Well, Catherine, that is a terrible and tragic story, and I am properly horrified and sympathetic, but one of the things I am loving most about doing this blog is that you guys are all sooo dryly funny.

And this: "The things I worry about don't happen. So I'll be OK this time" is actually not such a bad mantra.

I almost forgot that I was deluged by a wave on a California beach when I was small, and my parents never knew I thought I was going to drown right there in the sunshine. Probably part of my fear of being in ocean water.

Nancy P said...

Oh, boran2, think what Stephen King could do with posion ivy!!!

He could call it, "Blister."

You poor baby.

katiebird said...

"Probably part of my fear of being in ocean water."

Nancy, it doesn't sound quite so irrational now. I mean, you've actually thought you were drowning.

Your parents didn't even know you were in trouble?

Nancy P said...

They were sitting close, definitely paying attention, but they didn't realize how bowled-over and scared I was.

Nancy P said...

Anybody else watch So You Think You can Dance, or Top Chef?

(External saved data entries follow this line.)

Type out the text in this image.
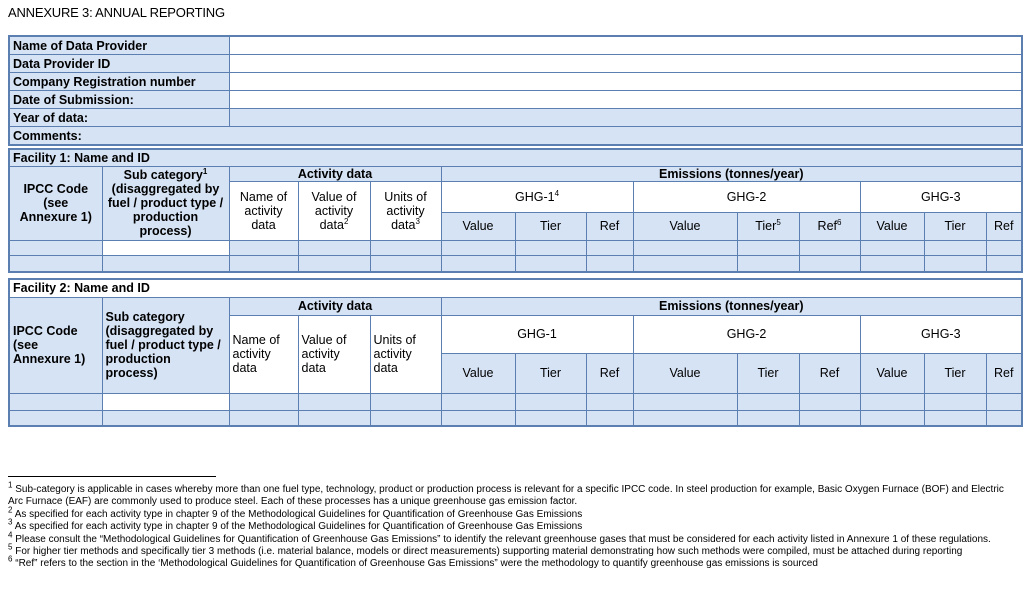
ANNEXURE 3: ANNUAL REPORTING
Name of Data Provider	
Data Provider ID	
Company Registration number	
Date of Submission:	
Year of data:	
Comments:	
Facility 1: Name and ID													
IPCC Code (see Annexure 1)	Sub category$^1$ (disaggregated by fuel / product type / production process)	Activity data			Emissions (tonnes/year)								
		Name of activity data	Value of activity data$^2$	Units of activity data$^3$	GHG-$1^4$			GHG-2			GHG-3		
					Value	Tier	Ref	Value	Tier$^5$	Ref$^6$	Value	Tier	Ref

Facility 2: Name and ID													
IPCC Code (see Annexure 1)	Sub category (disaggregated by fuel / product type / production process)	Activity data			Emissions (tonnes/year)								
		Name of activity data	Value of activity data	Units of activity data	GHG-1			GHG-2			GHG-3		
					Value	Tier	Ref	Value	Tier	Ref	Value	Tier	Ref

$^1$ Sub-category is applicable in cases whereby more than one fuel type, technology, product or production process is relevant for a specific IPCC code. In steel production for example, Basic Oxygen Furnace (BOF) and Electric Arc Furnace (EAF) are commonly used to produce steel. Each of these processes has a unique greenhouse gas emission factor.

$^2$ As specified for each activity type in chapter 9 of the Methodological Guidelines for Quantification of Greenhouse Gas Emissions

$^3$ As specified for each activity type in chapter 9 of the Methodological Guidelines for Quantification of Greenhouse Gas Emissions

$^4$ Please consult the “Methodological Guidelines for Quantification of Greenhouse Gas Emissions” to identify the relevant greenhouse gases that must be considered for each activity listed in Annexure 1 of these regulations.

$^5$ For higher tier methods and specifically tier 3 methods (i.e. material balance, models or direct measurements) supporting material demonstrating how such methods were compiled, must be attached during reporting

$^6$ “Ref” refers to the section in the ‘Methodological Guidelines for Quantification of Greenhouse Gas Emissions” were the methodology to quantify greenhouse gas emissions is sourced
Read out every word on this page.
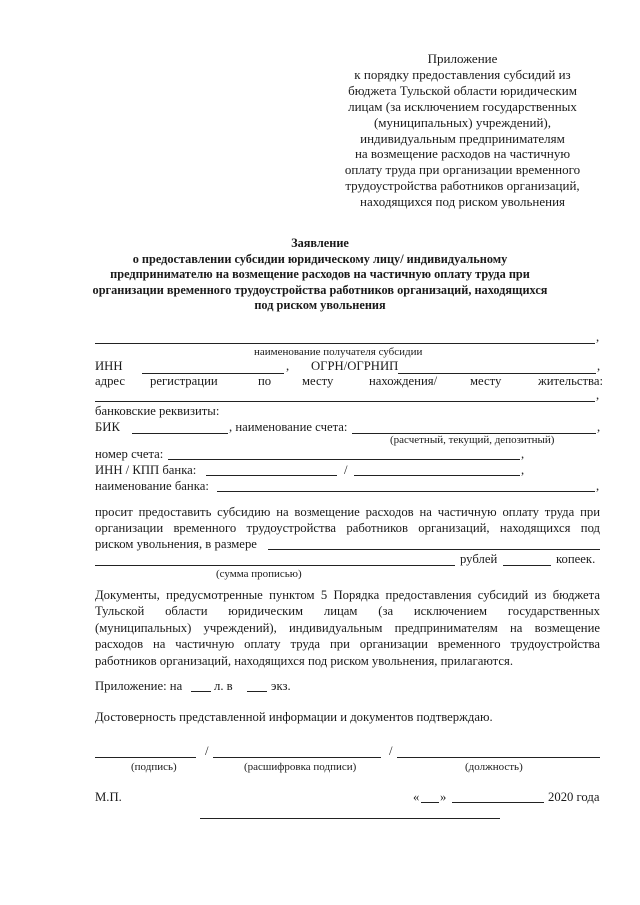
Приложение
к порядку предоставления субсидий из
бюджета Тульской области юридическим
лицам (за исключением государственных
(муниципальных) учреждений),
индивидуальным предпринимателям
на возмещение расходов на частичную
оплату труда при организации временного
трудоустройства работников организаций,
находящихся под риском увольнения
Заявление
о предоставлении субсидии юридическому лицу/ индивидуальному
предпринимателю на возмещение расходов на частичную оплату труда при
организации временного трудоустройства работников организаций, находящихся
под риском увольнения
,
наименование получателя субсидии
ИНН	, ОГРН/ОГРНИП	,
адрес регистрации	по месту	нахождения/	месту	жительства:
,
банковские реквизиты:
БИК	, наименование счета:	,
(расчетный, текущий, депозитный)
номер счета:	,
ИНН / КПП банка:	/	,
наименование банка:	,
просит предоставить субсидию на возмещение расходов на частичную оплату труда при
организации временного трудоустройства работников организаций, находящихся под
риском увольнения, в размере
рублей	копеек.
(сумма прописью)
Документы, предусмотренные пунктом 5 Порядка предоставления субсидий из бюджета
Тульской области юридическим лицам (за исключением государственных
(муниципальных) учреждений), индивидуальным предпринимателям на возмещение
расходов на частичную оплату труда при организации временного трудоустройства
работников организаций, находящихся под риском увольнения, прилагаются.
Приложение: на	л. в	экз.
Достоверность представленной информации и документов подтверждаю.
/	/
(подпись)	(расшифровка подписи)	(должность)
М.П.	« »	2020 года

I'll admit it, I'm a reality show fan.

katiebird said...

You have to tell me BEFORE the show!

We've been watching the horrible American Inventor (it's pretty shocking to see some of the things people think are inventions) and a show about celebrity impersonators.

I didn't even know the other shows were on.

katiebird said...

but they didn't realize how bowled-over and scared I was.

Ah, a classic breakdown in communication. I hope you learned to scream after that?

Nancy P said...

I'll give you a heads up next time!

Last season I kind of enjoyed "inventor," but it's pretty bad this time, isn't it? I fast forward through almost all of it.

katiebird said...

Inventor is HORRIBLE. The trick to getting your "invention" (and it's really more like, gadget) accepted is to have the best story. Like Queen for a Day. It's a terrible show. I hate it. Hate it.

Jen said...

Top Chef is fun, I love the clever dishes and all the foodie snark.